Today DD7 told us about her friend not being polite, then bursting into tears. DD7 clarified that yes, the person being mean was the one who cried. She didn’t understand why either. Immediately, DD1 grabbed the snack bag. Then she threw a cracker at her sister. Then all of the crackers, one after another. Instead of taking the bag back, DD7 complained loudly, in an indignant tone.
I couldn’t stand the drama a moment longer, so I said, “There, now she’s run out of crackers. ”
DD1 then threw everything else she could reach – sip cup, pacifier, a toy, and a brush.

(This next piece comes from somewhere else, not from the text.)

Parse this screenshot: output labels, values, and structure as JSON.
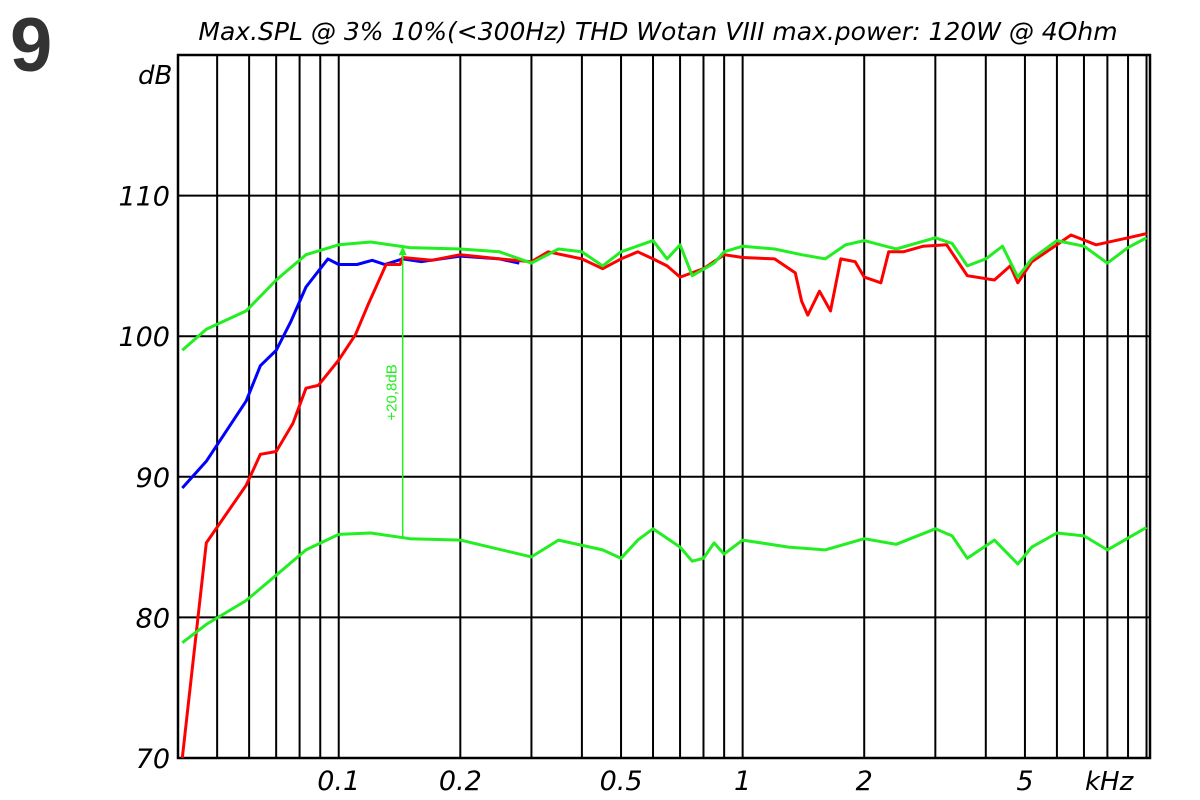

I was unable to find sympathy in my heart for DD7, who declined to sit a row away from DD1, because she didn’t want to be bothered to move her booster seat. Moving the booster seat involves simply picking it up, and carrying it back one row. It takes seconds. So, she was in no way ambushed by DD1, and had actually begun to complain prior to the cracker attack.
Gaah!
DD7 says she would like to also do gymnastics, karate, and pretty much any activity that a friend is doing or she hears about on the radio. I have informed her that unless she plans to be say, an entirely different person, one not prone to injury or getting sensory overload when more than one afternoon per week is scheduled, she can forget about it. For years I told her she could do something instead of ballet and she said no. Now she just has far too good a time, has too many friends in class, and is too good to quit on a whim. I have seen what it looks like when she genuinely isn’t interested in something – this isn’t it.